Years later, we would come to join the church where this family worships, and I now count them among our closest friends. The kind of friends you can call in the middle of the night--which, as a matter of fact, we have. And, I have come to know the heart of this young lady--passionate for serving the Lord, eager to work with and for orphans. She is simply incredible.
And, yesterday, as I glanced at her, I was overcome with the thought of where her life would be if she had not been adopted. The truth is that she may not even be alive. If not adopted, orphans are generally emancipated and left to care for themselves while in their late teens. Life on the streets is hard--so hard that the life expectancy is short and prospects are grim. By the grace of God, her adoption first into her forever family--and then into an eternal family--have dramatically changed her future.
Her dad happened to be leading our lesson last night during Life Group. The lesson was about passive righteousness--which was a new term to me, coined by Martin Luther. The lesson wrapped up with a self-inventory about whether we live as orphans or as children and heirs of our Loving Father. And like a ton of bricks, I realized something. I HAVE been adopted--given a bright future and a hope. I have been made a child of the King. Like this amazing girl--my path has been altered completely.

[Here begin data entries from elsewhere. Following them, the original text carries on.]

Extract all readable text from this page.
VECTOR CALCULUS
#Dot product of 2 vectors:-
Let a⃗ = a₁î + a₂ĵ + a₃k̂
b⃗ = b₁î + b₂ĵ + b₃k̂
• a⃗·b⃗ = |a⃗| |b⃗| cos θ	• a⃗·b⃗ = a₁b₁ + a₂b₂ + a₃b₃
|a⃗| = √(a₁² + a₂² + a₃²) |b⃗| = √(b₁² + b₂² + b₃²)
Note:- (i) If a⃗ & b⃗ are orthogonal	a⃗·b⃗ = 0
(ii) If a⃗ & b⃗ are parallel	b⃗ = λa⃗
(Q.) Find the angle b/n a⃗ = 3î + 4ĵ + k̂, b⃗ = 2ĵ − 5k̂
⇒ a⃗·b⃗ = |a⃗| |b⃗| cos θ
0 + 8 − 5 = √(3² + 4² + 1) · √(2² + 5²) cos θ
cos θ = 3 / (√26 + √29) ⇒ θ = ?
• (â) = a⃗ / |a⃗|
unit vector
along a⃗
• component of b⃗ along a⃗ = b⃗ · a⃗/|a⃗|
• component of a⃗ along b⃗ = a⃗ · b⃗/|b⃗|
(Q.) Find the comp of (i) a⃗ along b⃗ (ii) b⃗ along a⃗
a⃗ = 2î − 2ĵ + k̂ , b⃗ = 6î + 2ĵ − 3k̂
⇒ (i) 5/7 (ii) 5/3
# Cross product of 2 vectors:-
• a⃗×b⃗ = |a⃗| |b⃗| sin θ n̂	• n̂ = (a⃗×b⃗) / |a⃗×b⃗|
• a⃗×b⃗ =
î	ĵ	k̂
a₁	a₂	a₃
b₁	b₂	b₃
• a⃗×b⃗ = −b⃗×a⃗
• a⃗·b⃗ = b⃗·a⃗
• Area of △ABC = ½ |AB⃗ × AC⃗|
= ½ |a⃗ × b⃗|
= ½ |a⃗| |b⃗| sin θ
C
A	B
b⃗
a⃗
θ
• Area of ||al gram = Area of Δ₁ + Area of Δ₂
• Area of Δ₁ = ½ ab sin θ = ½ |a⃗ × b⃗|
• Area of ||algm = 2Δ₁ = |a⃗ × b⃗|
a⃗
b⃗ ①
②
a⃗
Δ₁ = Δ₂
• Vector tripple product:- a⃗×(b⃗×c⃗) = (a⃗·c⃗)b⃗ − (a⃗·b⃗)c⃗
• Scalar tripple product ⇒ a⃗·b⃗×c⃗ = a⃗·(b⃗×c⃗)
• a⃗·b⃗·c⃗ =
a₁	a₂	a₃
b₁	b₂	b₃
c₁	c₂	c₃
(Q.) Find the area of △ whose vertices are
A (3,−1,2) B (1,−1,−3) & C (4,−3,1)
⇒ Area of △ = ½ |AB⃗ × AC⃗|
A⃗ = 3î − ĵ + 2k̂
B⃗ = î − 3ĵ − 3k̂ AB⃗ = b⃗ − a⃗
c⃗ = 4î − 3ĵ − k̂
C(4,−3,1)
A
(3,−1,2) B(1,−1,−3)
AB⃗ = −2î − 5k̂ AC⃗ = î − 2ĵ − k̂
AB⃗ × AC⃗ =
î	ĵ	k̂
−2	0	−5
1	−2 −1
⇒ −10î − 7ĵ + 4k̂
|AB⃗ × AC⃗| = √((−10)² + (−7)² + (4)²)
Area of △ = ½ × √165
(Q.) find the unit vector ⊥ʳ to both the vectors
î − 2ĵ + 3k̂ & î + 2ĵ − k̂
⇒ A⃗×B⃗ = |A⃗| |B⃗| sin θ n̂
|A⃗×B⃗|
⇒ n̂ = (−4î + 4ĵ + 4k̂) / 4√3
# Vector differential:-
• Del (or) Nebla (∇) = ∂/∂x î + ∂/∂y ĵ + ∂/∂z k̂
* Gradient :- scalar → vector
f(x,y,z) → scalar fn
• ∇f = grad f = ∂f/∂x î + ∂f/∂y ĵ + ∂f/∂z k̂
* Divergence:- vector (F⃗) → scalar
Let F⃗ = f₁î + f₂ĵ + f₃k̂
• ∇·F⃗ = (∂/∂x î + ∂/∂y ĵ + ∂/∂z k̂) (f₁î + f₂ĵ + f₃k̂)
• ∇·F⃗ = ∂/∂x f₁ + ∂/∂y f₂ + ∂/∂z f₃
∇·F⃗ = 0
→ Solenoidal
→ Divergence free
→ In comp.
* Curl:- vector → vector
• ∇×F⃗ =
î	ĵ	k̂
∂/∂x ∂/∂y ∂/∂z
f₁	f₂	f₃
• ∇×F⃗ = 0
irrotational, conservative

So, why do I continue to live like an orphan? Why do I go through each day, all Eeyore with the slightest hard circumstance instead of the HOPE I have in my Jesus who made me more than a conqueror because He loved me to death? Why do I struggle to feel loved and accepted--as though I am a street child--when a place will be set for me at the banquet table of my Groom? Why can't I throw my arms up in praise and with full abandon embrace the life I've been given--like our dear friend?
INTENTIONAL challenge: Where do you see yourself in this scenario? Do you embrace your adoption and shake off the doom and gloom that could have been yours--had it not been for Christ? Or do you get bogged down like me--living like an orphan, feeling rejected, anxious about circumstances, beaten down by life, trying to fix things on your own? Oh--that we would throw off our rags, abandon our street life, embrace our identity as children and heirs, and throw our arms up in praise, singing with full abandon to our Heavenly Father who made us His own!